Mario Kart 64 was selected mostly because of Hughes’ love for it, but also because he thought it might get a broader audience interested in what machine learning is all about.

Despite being a lower-level abstraction than previous tools Hughes has used (like scikit-learn and Shogun), TensorFlow worked well for Hughes’ project because it had the basic tools needed for deep learning. Plus it could use his new GPU.

“I try and stay up to date on the latest tools, and with TensorFlow getting quite popular, I wanted to try it out,” he said. “Plus, during my masters I used a lot of other tools for machine learning and computer vision, and I was interested to see how they compared.”
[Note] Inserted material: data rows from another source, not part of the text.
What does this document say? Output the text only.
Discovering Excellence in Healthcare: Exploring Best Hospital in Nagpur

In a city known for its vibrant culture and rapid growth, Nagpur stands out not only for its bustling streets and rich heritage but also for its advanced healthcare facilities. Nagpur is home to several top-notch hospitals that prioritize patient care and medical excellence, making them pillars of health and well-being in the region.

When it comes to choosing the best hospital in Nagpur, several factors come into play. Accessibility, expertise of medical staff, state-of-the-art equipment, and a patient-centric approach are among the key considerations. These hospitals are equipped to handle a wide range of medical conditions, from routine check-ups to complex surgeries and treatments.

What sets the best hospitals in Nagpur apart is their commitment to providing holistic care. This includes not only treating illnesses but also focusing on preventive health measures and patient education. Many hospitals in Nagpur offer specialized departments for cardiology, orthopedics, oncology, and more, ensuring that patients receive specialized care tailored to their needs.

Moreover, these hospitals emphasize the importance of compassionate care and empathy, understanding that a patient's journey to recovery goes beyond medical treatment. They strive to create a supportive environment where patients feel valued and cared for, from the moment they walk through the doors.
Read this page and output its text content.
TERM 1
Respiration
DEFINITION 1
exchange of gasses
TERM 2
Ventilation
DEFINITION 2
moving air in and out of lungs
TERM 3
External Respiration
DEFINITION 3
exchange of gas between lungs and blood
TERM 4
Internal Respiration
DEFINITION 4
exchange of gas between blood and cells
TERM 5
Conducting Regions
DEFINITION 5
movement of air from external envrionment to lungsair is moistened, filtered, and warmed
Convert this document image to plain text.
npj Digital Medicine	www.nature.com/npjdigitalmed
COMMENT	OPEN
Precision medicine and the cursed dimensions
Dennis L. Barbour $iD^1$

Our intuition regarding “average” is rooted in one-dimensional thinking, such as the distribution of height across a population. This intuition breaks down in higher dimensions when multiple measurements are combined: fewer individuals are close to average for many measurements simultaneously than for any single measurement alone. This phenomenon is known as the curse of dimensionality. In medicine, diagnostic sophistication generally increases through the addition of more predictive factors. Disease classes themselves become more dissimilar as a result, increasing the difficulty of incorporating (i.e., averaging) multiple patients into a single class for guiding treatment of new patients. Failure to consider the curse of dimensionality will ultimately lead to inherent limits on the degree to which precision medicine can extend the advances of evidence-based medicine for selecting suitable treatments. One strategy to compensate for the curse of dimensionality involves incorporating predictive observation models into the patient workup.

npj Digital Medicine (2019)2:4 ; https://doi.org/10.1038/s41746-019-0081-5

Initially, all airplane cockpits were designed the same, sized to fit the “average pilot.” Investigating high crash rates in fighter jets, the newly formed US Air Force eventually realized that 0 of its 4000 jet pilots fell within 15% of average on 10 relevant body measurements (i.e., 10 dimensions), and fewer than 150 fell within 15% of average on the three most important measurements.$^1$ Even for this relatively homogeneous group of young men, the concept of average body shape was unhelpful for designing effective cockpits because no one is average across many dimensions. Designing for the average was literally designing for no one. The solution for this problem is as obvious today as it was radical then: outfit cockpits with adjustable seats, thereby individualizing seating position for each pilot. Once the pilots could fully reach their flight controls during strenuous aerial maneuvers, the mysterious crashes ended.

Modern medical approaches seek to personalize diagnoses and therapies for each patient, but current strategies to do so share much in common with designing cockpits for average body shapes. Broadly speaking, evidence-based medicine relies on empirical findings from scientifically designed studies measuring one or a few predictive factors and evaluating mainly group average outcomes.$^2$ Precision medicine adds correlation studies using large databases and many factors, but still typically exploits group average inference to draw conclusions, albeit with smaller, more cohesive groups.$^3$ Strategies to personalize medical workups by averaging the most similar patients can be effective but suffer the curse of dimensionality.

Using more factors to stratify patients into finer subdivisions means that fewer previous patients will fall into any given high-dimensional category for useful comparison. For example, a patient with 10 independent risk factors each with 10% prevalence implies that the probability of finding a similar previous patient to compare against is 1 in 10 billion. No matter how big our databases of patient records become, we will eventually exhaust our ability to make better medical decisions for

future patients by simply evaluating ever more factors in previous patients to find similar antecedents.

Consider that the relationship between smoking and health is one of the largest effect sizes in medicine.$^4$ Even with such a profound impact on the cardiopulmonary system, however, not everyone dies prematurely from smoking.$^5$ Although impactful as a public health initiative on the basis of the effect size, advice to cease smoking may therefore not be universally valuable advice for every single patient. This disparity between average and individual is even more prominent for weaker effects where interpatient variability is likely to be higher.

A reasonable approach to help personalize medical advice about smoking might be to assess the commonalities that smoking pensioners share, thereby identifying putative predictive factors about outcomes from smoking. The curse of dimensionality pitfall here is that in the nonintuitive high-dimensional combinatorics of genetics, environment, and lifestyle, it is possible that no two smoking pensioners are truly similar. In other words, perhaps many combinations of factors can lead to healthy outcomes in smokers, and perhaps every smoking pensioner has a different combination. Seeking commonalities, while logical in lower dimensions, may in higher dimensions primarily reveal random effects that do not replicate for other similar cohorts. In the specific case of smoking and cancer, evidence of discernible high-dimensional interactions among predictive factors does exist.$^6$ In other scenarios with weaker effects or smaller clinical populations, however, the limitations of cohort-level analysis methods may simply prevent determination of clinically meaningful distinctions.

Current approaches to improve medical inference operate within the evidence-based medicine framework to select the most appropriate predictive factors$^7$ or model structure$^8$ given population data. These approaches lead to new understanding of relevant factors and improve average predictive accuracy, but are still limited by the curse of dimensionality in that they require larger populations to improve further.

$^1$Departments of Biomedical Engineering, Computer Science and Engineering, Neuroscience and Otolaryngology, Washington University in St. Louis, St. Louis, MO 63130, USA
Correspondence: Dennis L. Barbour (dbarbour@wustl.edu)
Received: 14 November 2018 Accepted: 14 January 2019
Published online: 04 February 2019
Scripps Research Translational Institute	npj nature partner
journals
He said getting the positive end results wasn’t easy, and he learned to fully understand the data of the model. He said that he “probably rushed onto later steps too quickly and could have saved some time if I had done more upfront analysis on the data I collected.”

After playing a lot of Mario Kart and writing an emulator plug-in in C, Hughes finally managed to get Mario to successfully drive around the track using the same technique that Google uses for its self-driving cars. He said that with 20 minutes of training data, his AI could travel around the majority of the simplest course (Luigi Raceway).

Hughes’ project highlights some of the things artificial neural networks and deep learning can accomplish, not just for gaming, but for self-driving vehicles too. He said he is looking forward to the new era of self-driving vehicles, mostly because it can be safer than human drivers, and potentially change the world.

Adjustments for self-driving vehicles need to be made of course, according to Hughes, but the future shows Mario isn’t going to be the only one that’s driving around, hands-free.